Ale to, co nie jest w porządku, to oczekiwania wobec inżynierów oprogramowania, że muszą znać wszystkie najnowsze, najgorętsze frameworki, programować w wolnym czasie i brać udział w co najmniej 10 projektach typu open source. Szaleństwo?
Tak? Dzięki Bogu jesteś na tej samej stronie co ja i rozumiesz co oznacza work-life-balance.
Nie? Ok, nie ma problemu, ale pozwól, że wyjaśnię, dlaczego jest to ogromny problem.
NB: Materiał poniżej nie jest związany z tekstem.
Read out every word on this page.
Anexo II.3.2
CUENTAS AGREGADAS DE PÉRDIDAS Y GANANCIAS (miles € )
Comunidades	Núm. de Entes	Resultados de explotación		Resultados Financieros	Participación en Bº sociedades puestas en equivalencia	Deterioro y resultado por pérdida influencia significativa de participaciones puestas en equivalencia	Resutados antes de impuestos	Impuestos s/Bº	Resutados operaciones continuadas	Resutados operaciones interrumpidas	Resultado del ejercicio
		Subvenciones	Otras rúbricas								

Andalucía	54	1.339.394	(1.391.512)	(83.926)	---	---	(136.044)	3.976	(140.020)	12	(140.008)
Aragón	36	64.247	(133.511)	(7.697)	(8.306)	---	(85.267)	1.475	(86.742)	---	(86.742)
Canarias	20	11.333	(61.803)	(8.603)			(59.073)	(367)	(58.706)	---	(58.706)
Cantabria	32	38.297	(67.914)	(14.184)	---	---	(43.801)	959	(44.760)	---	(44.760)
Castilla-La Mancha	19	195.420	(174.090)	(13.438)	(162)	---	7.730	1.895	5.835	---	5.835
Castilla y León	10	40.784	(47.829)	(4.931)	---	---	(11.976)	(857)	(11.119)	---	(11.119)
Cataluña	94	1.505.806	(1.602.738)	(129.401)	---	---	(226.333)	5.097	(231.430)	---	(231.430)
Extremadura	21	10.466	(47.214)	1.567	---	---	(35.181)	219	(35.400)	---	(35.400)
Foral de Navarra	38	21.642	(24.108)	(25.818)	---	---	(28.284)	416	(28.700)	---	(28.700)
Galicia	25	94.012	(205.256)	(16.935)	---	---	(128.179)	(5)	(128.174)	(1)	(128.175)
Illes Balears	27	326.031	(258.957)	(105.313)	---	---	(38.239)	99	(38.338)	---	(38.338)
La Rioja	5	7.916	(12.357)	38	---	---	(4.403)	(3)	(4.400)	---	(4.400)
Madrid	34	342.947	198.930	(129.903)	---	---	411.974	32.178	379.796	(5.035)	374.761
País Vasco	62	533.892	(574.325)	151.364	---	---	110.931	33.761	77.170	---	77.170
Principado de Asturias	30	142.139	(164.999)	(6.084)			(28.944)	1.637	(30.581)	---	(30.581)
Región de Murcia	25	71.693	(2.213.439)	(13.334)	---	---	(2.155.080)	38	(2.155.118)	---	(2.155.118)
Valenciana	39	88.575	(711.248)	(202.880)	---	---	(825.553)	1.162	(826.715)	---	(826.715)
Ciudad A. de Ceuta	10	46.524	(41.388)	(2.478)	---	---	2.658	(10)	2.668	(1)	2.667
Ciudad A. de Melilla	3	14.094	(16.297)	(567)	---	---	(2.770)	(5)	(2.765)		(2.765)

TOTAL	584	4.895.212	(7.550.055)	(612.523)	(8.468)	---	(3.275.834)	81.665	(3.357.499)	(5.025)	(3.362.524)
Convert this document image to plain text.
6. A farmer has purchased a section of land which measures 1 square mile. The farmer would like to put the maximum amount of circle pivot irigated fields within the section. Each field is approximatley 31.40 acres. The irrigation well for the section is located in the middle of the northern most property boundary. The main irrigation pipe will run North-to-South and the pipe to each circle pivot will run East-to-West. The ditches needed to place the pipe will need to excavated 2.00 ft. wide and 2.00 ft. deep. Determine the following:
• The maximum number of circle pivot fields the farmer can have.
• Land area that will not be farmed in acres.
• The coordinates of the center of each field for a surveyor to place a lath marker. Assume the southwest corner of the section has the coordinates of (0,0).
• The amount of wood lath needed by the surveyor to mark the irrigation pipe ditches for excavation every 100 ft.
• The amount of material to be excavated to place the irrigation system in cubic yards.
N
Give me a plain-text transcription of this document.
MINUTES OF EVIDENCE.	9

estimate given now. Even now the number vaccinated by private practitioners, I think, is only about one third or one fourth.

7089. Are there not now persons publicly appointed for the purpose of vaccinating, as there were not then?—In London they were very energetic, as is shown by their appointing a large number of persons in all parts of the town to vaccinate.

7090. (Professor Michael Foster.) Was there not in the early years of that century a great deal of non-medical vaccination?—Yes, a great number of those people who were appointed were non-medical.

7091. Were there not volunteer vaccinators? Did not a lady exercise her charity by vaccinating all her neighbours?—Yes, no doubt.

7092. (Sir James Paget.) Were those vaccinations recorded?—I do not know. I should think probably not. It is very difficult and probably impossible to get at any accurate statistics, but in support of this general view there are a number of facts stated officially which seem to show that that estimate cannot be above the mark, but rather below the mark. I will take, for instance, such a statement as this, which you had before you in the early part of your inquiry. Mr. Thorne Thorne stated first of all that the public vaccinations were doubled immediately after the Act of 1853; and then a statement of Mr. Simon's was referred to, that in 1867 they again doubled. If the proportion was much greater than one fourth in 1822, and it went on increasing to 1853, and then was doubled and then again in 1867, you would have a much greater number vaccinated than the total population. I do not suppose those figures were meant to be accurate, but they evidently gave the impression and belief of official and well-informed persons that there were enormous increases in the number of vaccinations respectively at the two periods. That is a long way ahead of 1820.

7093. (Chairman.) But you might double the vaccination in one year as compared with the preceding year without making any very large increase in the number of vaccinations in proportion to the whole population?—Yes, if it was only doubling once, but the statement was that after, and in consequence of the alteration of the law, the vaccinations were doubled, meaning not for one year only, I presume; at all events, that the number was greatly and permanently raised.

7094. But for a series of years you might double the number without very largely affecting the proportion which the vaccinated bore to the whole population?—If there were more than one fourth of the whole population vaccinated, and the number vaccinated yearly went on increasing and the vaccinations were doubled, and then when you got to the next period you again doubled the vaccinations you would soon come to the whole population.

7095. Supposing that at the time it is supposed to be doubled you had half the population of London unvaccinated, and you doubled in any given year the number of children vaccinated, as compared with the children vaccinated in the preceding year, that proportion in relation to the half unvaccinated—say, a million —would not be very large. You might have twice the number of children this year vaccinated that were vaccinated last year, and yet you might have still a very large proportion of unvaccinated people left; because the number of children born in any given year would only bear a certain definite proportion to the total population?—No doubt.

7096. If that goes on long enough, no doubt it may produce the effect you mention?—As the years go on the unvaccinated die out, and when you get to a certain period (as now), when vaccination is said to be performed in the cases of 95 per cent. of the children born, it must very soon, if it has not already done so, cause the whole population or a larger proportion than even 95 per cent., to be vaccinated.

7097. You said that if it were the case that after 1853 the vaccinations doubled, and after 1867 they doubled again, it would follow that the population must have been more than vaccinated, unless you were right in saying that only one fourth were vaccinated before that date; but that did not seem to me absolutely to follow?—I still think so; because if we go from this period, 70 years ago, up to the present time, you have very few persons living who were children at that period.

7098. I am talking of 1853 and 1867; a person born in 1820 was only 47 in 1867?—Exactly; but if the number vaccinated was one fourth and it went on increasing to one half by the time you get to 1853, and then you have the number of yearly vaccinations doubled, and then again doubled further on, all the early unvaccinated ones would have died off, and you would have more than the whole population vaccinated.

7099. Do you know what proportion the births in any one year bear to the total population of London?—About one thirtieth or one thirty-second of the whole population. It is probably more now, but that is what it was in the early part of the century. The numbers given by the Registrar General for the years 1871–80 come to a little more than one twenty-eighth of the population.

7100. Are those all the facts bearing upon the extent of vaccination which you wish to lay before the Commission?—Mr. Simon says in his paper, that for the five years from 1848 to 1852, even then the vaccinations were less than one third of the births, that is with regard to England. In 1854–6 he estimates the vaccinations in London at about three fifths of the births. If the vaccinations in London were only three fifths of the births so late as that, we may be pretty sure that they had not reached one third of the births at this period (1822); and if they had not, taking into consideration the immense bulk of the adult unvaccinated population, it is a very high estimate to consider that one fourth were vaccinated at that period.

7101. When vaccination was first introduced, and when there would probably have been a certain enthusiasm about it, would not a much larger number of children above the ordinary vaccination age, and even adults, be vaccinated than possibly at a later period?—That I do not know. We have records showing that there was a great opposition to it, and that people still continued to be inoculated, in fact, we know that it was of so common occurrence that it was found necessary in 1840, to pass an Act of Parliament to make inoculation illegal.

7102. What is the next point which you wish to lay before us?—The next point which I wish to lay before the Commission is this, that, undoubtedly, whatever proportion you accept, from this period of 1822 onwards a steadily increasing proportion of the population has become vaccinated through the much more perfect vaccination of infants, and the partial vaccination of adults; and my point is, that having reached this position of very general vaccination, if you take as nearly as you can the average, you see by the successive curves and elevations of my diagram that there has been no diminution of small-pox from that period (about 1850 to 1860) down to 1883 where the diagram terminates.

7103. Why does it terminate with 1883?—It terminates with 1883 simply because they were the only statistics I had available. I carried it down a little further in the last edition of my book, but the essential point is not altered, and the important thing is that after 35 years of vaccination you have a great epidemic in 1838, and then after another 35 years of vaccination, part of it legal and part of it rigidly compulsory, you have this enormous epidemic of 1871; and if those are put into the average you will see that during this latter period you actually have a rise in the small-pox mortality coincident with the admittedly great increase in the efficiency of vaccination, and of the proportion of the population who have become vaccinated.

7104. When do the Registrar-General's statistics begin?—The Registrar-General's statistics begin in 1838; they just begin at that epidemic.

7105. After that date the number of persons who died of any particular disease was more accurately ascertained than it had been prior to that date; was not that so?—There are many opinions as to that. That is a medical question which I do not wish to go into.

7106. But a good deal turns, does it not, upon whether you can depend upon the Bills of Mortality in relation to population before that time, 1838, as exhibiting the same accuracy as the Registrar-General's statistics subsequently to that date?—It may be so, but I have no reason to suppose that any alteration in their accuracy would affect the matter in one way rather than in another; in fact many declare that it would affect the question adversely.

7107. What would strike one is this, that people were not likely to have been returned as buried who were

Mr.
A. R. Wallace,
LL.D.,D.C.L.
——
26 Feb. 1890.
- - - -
Nie ma nic złego w tym, że ludzie robią projekty poboczne, ale w tym momencie stało się to oczekiwaniem i w wielu rozmowach domagano się nawet, żebym pokazał takie projekty poboczne. Pracuję 40 godzin tygodniowo nad zamkniętym oprogramowaniem i kiedy wracam do domu, chcę się skupić na sobie, robić rzeczy, które sprawiają mi przyjemność poza pracą, i być osobą zdrową.
Czy kiedykolwiek zapytałbyś księgowego podczas rozmowy kwalifikacyjnej, czy w wolnym czasie zajmuje się księgowością jako hobby? Prawdopodobnie nie, więc i my nie powinniśmy.
Nawet z punktu widzenia firmy powinno być oczywiste, że posiadanie pracowników z dobrym work-life-balance jest świetną sprawą. Potrzebujemy ludzi, którzy nie są pracoholikami i nie wypalają się. Potrzebujemy zdrowych ludzi, którzy pracują nie tylko nad kodem, ale także nad sobą, swoimi zainteresowaniami i osobowością. Pracujemy z maszynami i sami nie możemy stać się maszynami.
Stackoverflow
Prawie co tydzień spotykam się z czymś, co jest dla mnie zupełnie nowe. Coś, czego muszę się nauczyć w krótkim czasie i zastosować to w moim projekcie. Nie jest to oczywiście wcale trywialne, dlatego nierzadko zdarzają się błędy lub po prostu nie wiem co z tym zrobić. I co z tym robię? Wstawiam post na Stackoverflow z nadzieją, że jest tam ktoś, kto mi z tym pomoże.
Co niestety przykre, Stackoverflow stał się forum, na którym zbierają się najbardziej toksyczni inżynierowie oprogramowania, aby wspólnie być ze wszystkim na nie i lekceważyć pytania innych inżynierów. Naturalnie, jest wiele niezbyt dobrych pytań, ale zamiast ignorować pytania, społeczność powinna skupić się na szerzeniu pozytywnych emocji poprzez bycie przyjaznym, co może oznaczać pomocne wskazówki.
Przy okazji, świetną alternatywą dla Stackoverflow, z której ostatnio korzystam, jest Reddit i GitHub. Wyszukaj odpowiedni Sub-Reddit i utwórz post lub utwórz problem GitHub na stronie repozytorium projektu. Obiecuję ci, że ludzie w tych społecznościach będą o wiele bardziej pomocni i podnoszący na duchu.
Wnioski
Chociaż kultura zapier***u staje się coraz bardziej powszechna, to nadal kocham inżynierię oprogramowania i ze względu na kreatywność, która się z nią wiąże. Nadal będę polecał wielu osobom, aby zajęły się tą dziedziną, ale powiem tylko, że my, jako społeczność, musimy zwracać uwagę na work-life balance i nasze zdrowie.